Let $V$ be a vector space and $T$ a linear transformation from $V$ into $V$. Prove that following two statements about $T$ are equivalent.
$(a)$ The intersection of the range of $T$ and the null space of $T$ is the zero subspace of $V$.
$(b)$ If $T(T(\alpha))=0$, then $T(\alpha)=0$.
My attempt: $(a)\Rightarrow (b)$. Suppose $R_T\cap N_T=\{0_V\}$. If $T(T(\alpha))=0_V$, for some $\alpha \in V$, then $T(\alpha)\in N_T$. Since $T:V\to V$, we have $T(\alpha)\in R_T=T(V)$. Thus $T(\alpha)\in N_T \cap R_T=\{0_V\}$. Hence $T(\alpha)=0_V$.

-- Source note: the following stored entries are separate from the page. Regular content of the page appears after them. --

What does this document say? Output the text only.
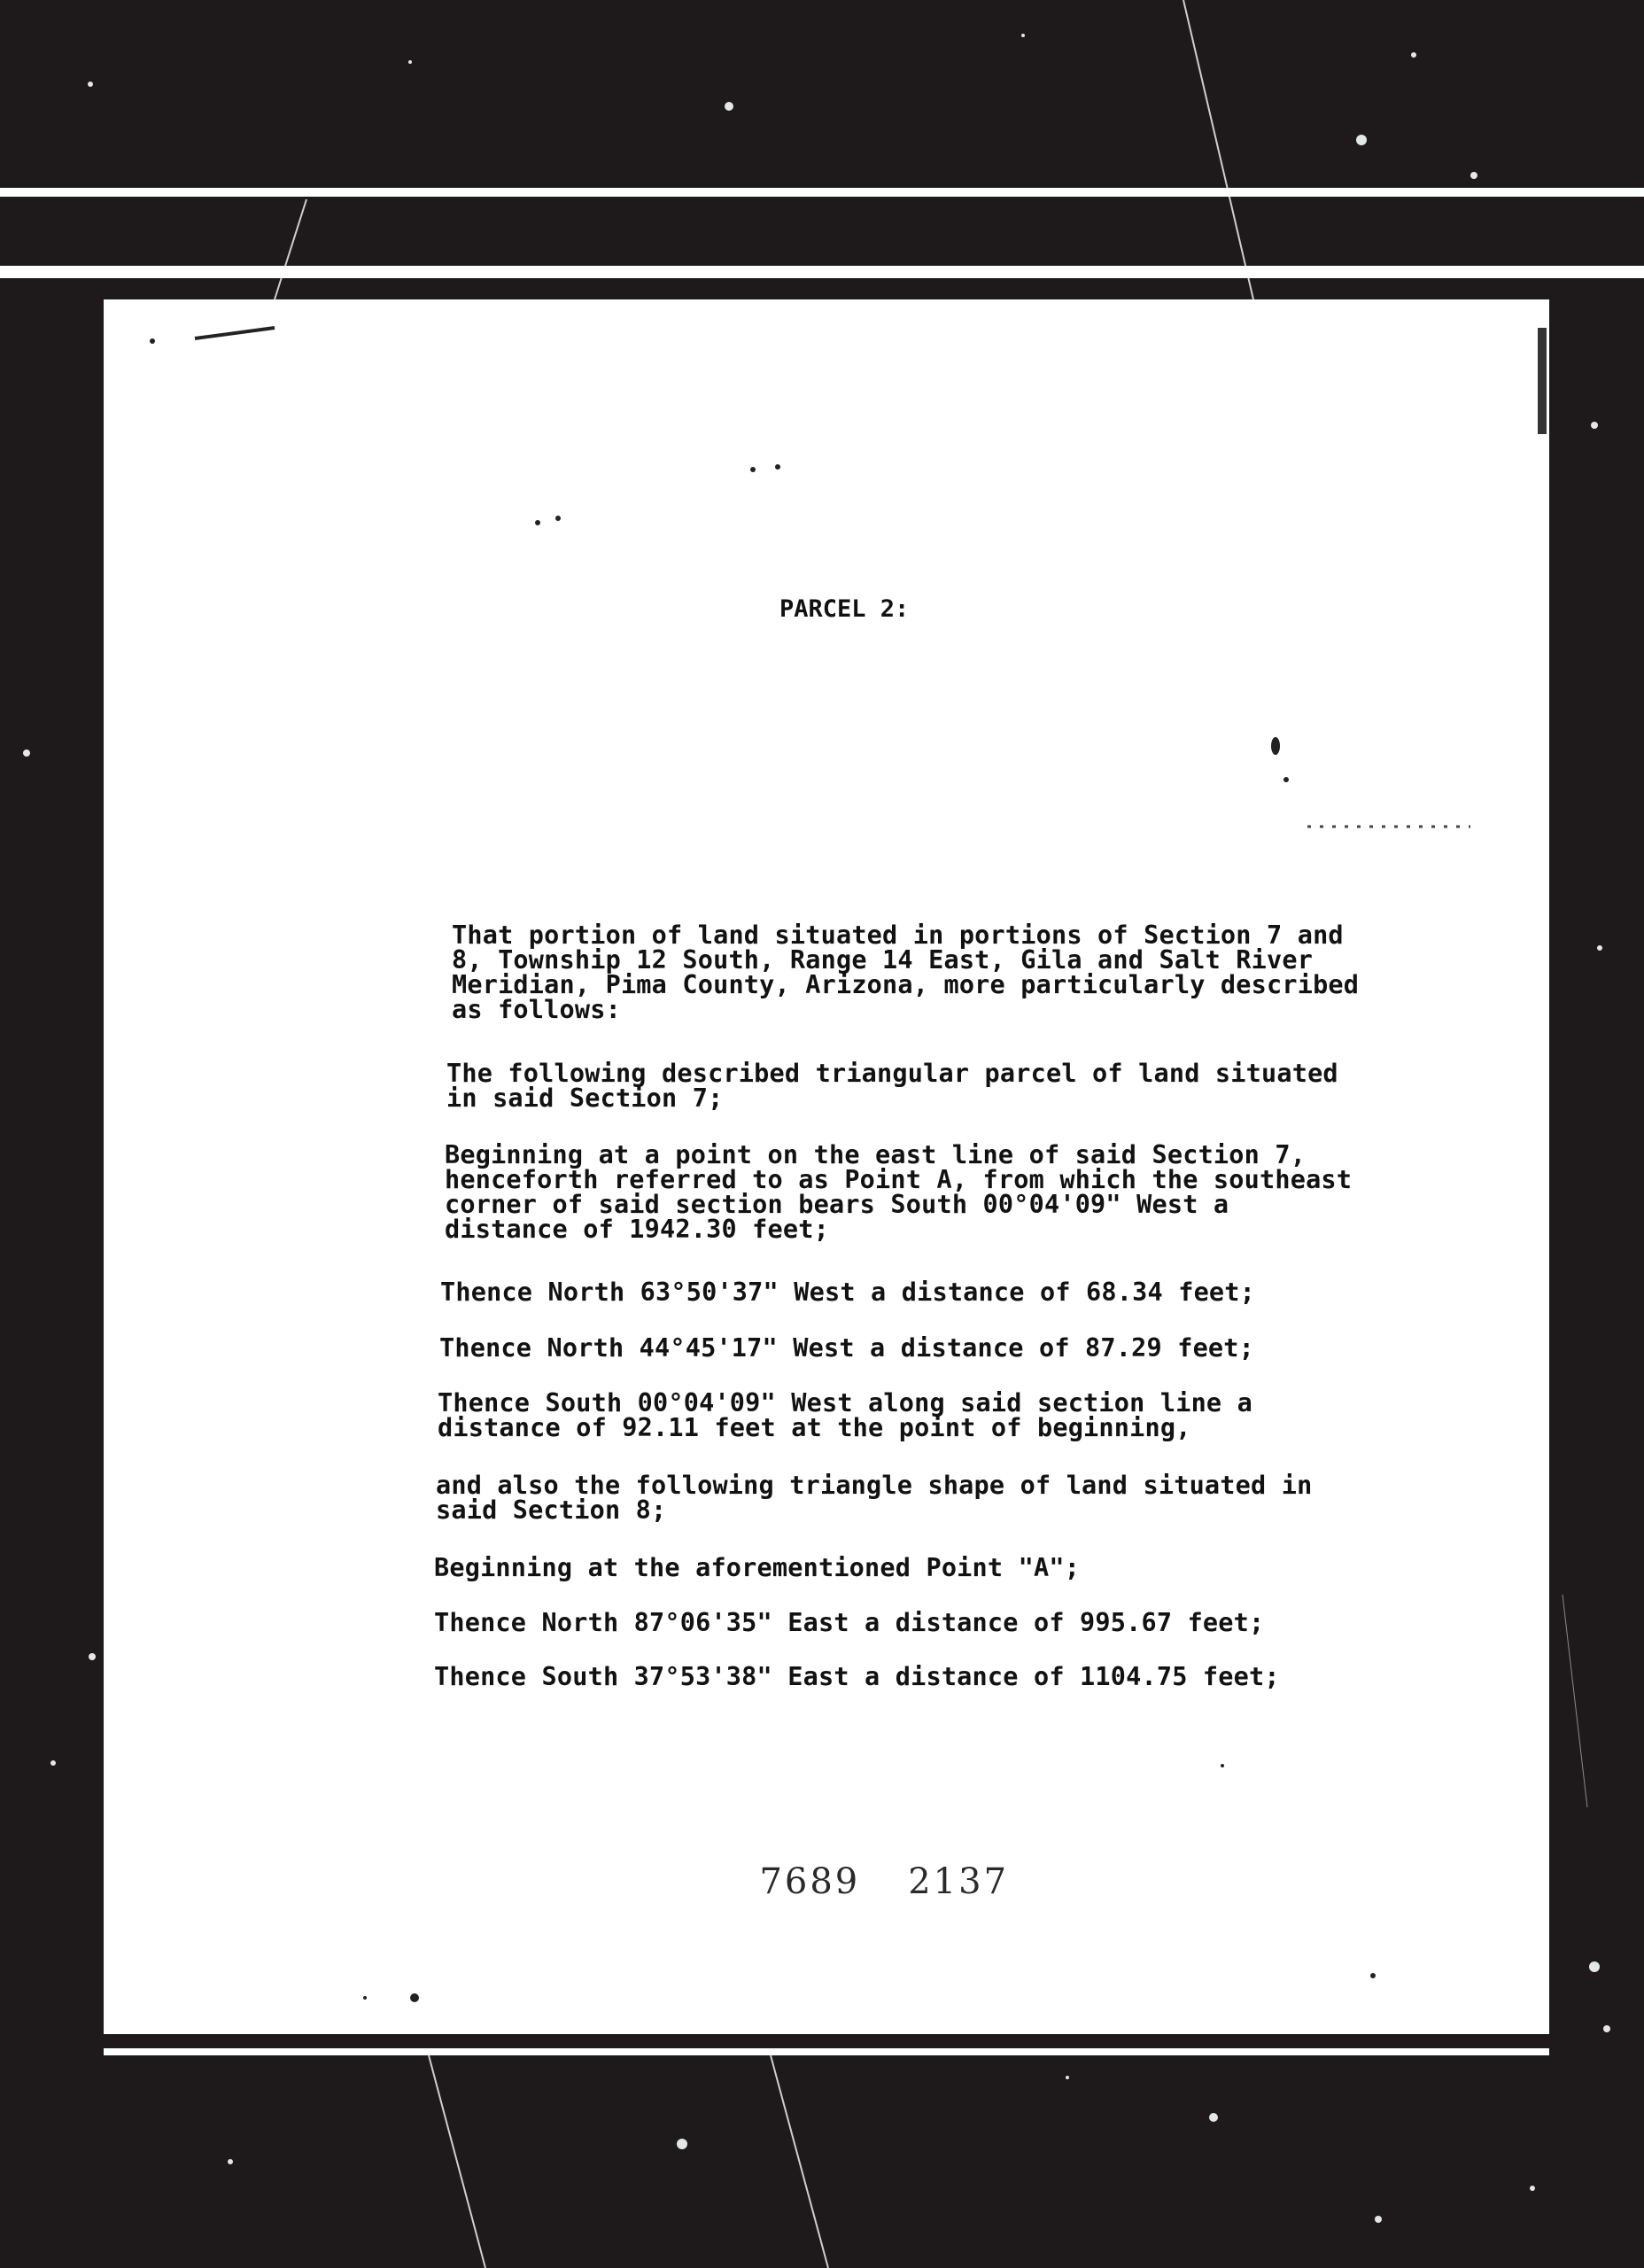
PARCEL 2:

That portion of land situated in portions of Section 7 and
8, Township 12 South, Range 14 East, Gila and Salt River
Meridian, Pima County, Arizona, more particularly described
as follows:

The following described triangular parcel of land situated
in said Section 7;

Beginning at a point on the east line of said Section 7,
henceforth referred to as Point A, from which the southeast
corner of said section bears South 00°04'09" West a
distance of 1942.30 feet;

Thence North 63°50'37" West a distance of 68.34 feet;

Thence North 44°45'17" West a distance of 87.29 feet;

Thence South 00°04'09" West along said section line a
distance of 92.11 feet at the point of beginning,

and also the following triangle shape of land situated in
said Section 8;

Beginning at the aforementioned Point "A";

Thence North 87°06'35" East a distance of 995.67 feet;

Thence South 37°53'38" East a distance of 1104.75 feet;

7689 2137
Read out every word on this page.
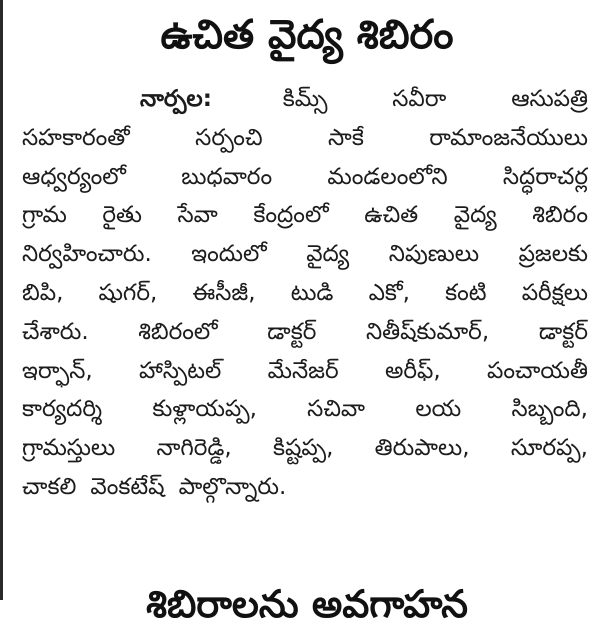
ఉచిత వైద్య శిబిరం
నార్పల:	కిమ్స్	సవీరా	ఆసుపత్రి
సహకారంతో	సర్పంచి	సాకే	రామాంజనేయులు
ఆధ్వర్యంలో బుధవారం మండలంలోని సిద్ధరాచర్ల
గ్రామ రైతు సేవా కేంద్రంలో ఉచిత వైద్య శిబిరం
నిర్వహించారు. ఇందులో వైద్య నిపుణులు ప్రజలకు
బిపి, షుగర్, ఈసీజీ, టుడి ఎకో, కంటి పరీక్షలు
చేశారు. శిబిరంలో డాక్టర్ నితీష్‌కుమార్, డాక్టర్
ఇర్ఫాన్, హాస్పిటల్ మేనేజర్ అరీఫ్, పంచాయతీ
కార్యదర్శి కుళ్లాయప్ప, సచివా లయ సిబ్బంది,
గ్రామస్తులు నాగిరెడ్డి, కిష్టప్ప, తిరుపాలు, సూరప్ప,
చాకలి వెంకటేష్ పాల్గొన్నారు.
శిబిరాలను అవగాహన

$(a)\Leftarrow (b)$. Let $u\in R_T\cap N_T$. Then $u\in R_T$ and $u\in N_T$. So $\exists x\in V$ such that $T(x)=u$, and $T(u)=0_V$. Since $T(x)\in V$, we have $T(T(x))=T(u)=0_V$. By hypothesis, $T(x)=0_V=u$. Thus $u\in \{0_V\}$. Hence $N_T \cap R_T=\{0_V\}$.
Is my proof correct? In Proof we didn’t use $T$ is a linear map. Wait! Perhaps we did, because without linearity condition, $N_T$ could be empty and/or $N_T\cap \{0_V\}=R_T\cap \{0_V\}=\emptyset$. Am I right?
Edit: Comment by Arturo Magidin:
Linearity of $T$ is not strictly necessary: you just need the range and kernels to have a nonempty intersection (the result holds for group homomorphisms, for example). If you do not assume that they have a nonempty intersection, your second part proves that the intersection is contained in $\{0_V\}$ , and hence is either that single vector, or is empty.
$T$ is a linear map$\implies$$R_T \cap N_T \neq \emptyset$, since $0_V\in R_T \cap N_T$.